Uniform convergence I need an example for sum $$\sum_{1}^{\infty } u_n(x)$$ which converge absolutely and uniformly in [a,b] while the sum $$\sum_{1}^{\infty } \left |u_n(x)  \right |$$ does not converge uniformly in [a,b].
 A: It would suffice to find a sequence of nonnegative functions $(u_n)$ and an interval $[a,b]$ such that 
$\ \ \ $1)  $\sum\limits_{n=0}^\infty u_n$ is convergent on $[a,b]$,
$\ \ \ $2) $\sum\limits_{n=0}^\infty u_n$ is not uniformly convergent on $[a,b]$, 
$\ \ \ $3) $(u_n)$ is a decreasing sequence of nonnegative functions.
and
$\ \ \ $4) $(u_n)$ converges uniformly to the zero function on $[a,b]$.  
For then the series $\sum\limits_{n=0}^\infty(-1)^n u_n(x)$ will converge uniformly  on $[a,b]$. 
Indeed, conditions 3) and 4)  guarantee that the series $\sum\limits_{n=0}^\infty(-1)^n u_n(x)$ is Uniformly Cauchy on $[a,b]$. To see this,
set $f_n(x)=(-1)^n u_n(x)$. Then for any $x\in[a,b]$ and for any two nonnegative integers $m$ and $n$ with $m\ge n$, we have by 3) that
$$
|f_n(x)+f_{n+1}(x)+\cdots+ f_m(x)|\le |f_n(x)|.
$$
Now from condition 4) we may make $|f_n(x)|$ uniformly small over $[a,b]$ by taking $n$ sufficiently large. 

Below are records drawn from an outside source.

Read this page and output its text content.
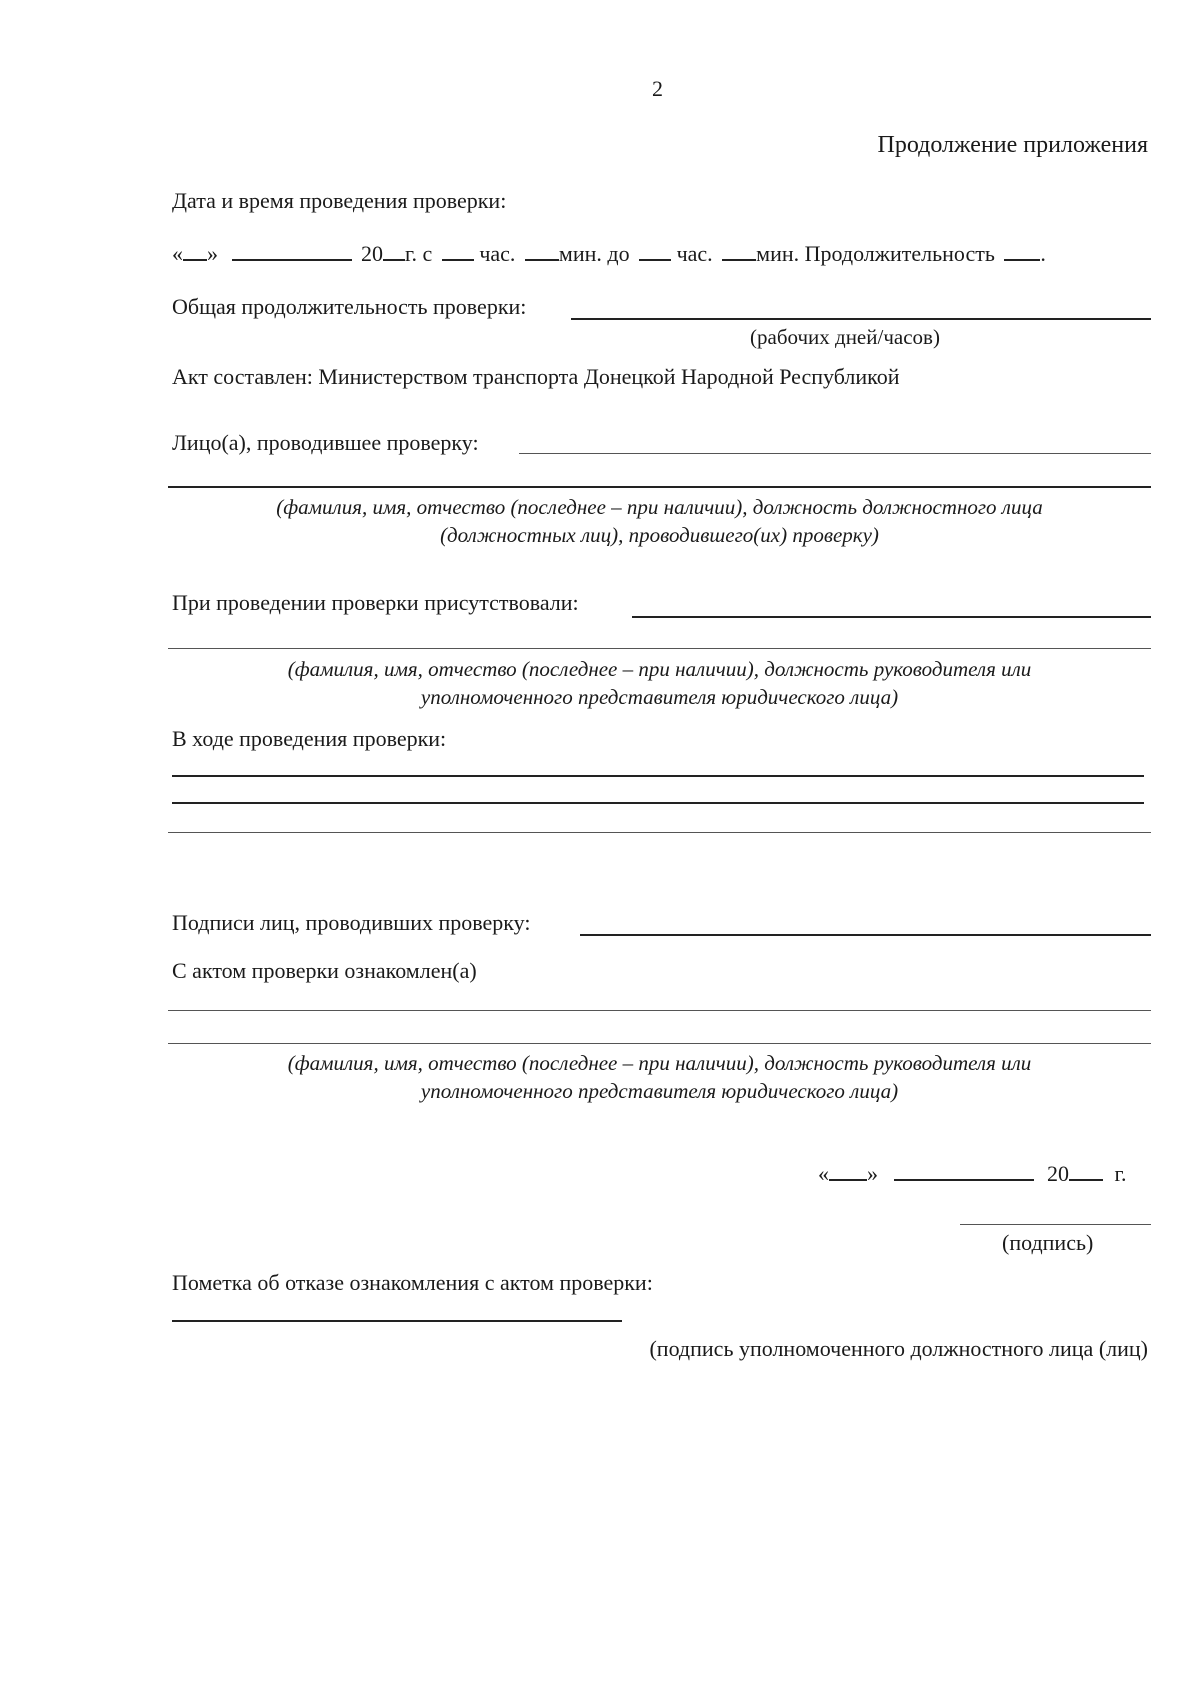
2
Продолжение приложения
Дата и время проведения проверки:
« »	20 г. с час. мин. до час. мин. Продолжительность .
Общая продолжительность проверки:
(рабочих дней/часов)
Акт составлен: Министерством транспорта Донецкой Народной Республикой
Лицо(а), проводившее проверку:
(фамилия, имя, отчество (последнее – при наличии), должность должностного лица
(должностных лиц), проводившего(их) проверку)
При проведении проверки присутствовали:
(фамилия, имя, отчество (последнее – при наличии), должность руководителя или
уполномоченного представителя юридического лица)
В ходе проведения проверки:
Подписи лиц, проводивших проверку:
С актом проверки ознакомлен(а)
(фамилия, имя, отчество (последнее – при наличии), должность руководителя или
уполномоченного представителя юридического лица)
« »	20 г.
(подпись)
Пометка об отказе ознакомления с актом проверки:
(подпись уполномоченного должностного лица (лиц)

   It follows that   $\sum\limits_{n=0}^\infty(-1)^n u_n(x)$ is Uniformly Cauchy, thus uniformly convergent, on $[a,b]$.
One example of   a sequence satisfying the conditions above is given in the comments. 
Another would be given by setting $u_n(x)={x^2\over (1+x^2)^n}$ on the interval $[-1,1]$. (Note, using standard facts of  Geometric series, that the pointwise limit of $(u_n)$ is $f(x)=\cases{1+x^2, & $x\ne0$\cr 0, &$x=0$}$. So $\sum\limits_{n=0}^\infty u_n$ converges on $[-1,1]$, but not uniformly there. Also note that by Bernoulli's inequality, for $x\ne0$ 
$${x^2\over(1+x^2)^n}\le {x^2\over 1+nx^2}={1\over n+(1/x^2)}\le {1\over n};$$ 
The above, together with the fact that  $u_n(0)=0$ for all $n$, shows that condition 4) is satisfied.)